Pemerintah mengirim misi haji pertama ke Tanah Suci di bawah pimpinan KH Moh Adnan (Ulama Keraton Solo) dengan anggota: TM Islamil Banda, H Saleh Suaidi, dan TH Syamsir St R Ameh.
Misi haji ini bertugas menjelaskan situasi dalam negeri. Karena, pada saat yang sama Belanda juga mengirim misi haji ke Arab Saudi.
Ternyata, misi haji KH Moh Adnan mendapat sambutan hangat Raja Abdul Aziz dari Arab Saudi. Akhirnya, Arab Saudi mengakui kemerdekaan Indonesia.

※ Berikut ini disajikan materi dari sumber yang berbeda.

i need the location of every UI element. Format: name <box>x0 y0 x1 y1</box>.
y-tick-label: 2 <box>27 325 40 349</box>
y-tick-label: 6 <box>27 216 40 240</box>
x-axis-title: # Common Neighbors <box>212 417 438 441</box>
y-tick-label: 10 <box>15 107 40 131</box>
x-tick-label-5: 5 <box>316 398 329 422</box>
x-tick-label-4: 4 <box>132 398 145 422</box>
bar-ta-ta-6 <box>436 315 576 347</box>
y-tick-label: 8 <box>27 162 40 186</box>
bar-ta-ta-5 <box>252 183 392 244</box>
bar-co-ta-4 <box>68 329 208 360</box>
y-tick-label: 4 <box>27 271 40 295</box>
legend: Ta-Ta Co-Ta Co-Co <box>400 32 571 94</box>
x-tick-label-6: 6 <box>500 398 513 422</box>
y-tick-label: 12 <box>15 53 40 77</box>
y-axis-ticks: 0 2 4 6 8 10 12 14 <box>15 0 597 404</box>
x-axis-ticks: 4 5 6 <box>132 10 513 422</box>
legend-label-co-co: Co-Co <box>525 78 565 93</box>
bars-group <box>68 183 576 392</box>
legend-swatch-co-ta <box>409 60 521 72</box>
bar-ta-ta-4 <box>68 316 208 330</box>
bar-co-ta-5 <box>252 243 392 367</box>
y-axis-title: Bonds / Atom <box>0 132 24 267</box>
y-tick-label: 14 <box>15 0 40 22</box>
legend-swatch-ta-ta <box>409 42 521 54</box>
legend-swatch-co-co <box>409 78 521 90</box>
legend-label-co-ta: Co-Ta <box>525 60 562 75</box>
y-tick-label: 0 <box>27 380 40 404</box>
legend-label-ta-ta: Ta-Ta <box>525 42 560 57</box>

Untuk diketahui, sejak perang dunia kedua dan disusul keluarnya Maklumat Kementerian Agama No 4 Tahun 1947 tentang Penghentian Ibadah Haji di Masa Perang, hingga saat itu belum ada umat Islam Indonesia yang menunaikan ibadah haji.
Sementara, misi haji Belanda di Arab Saudi ketika itu didukung oleh Konsul Belanda di Arab Sauri juga sebagai misi haji (misi dhiran). Namun, kedatangan misi haji Indonesia membuat misi haji Belanda tidak mendapat pintu untuk bertemu Raja Arab Saudi.
Inilah hal positif dari diplomasi haji tersebut. Situasi tersebut semakin mendekatkan negara-negara Arab dan dunia Islam kepada perjuangan bangsa Indonesia dalam mempertahankan kemerdekaan.
Secara politis, kenyataan itu menggugah simpati negara-negara Islam. Sehingga, baik de facto maupun de jure, mereka mengakui kedaulatan RI. Dalam kesempatan itu, misi haji Indonesia mengadakan jumpa pers yang menjelaskan perjuangan bangsa Indonesia dalam melawan kolonial Belanda.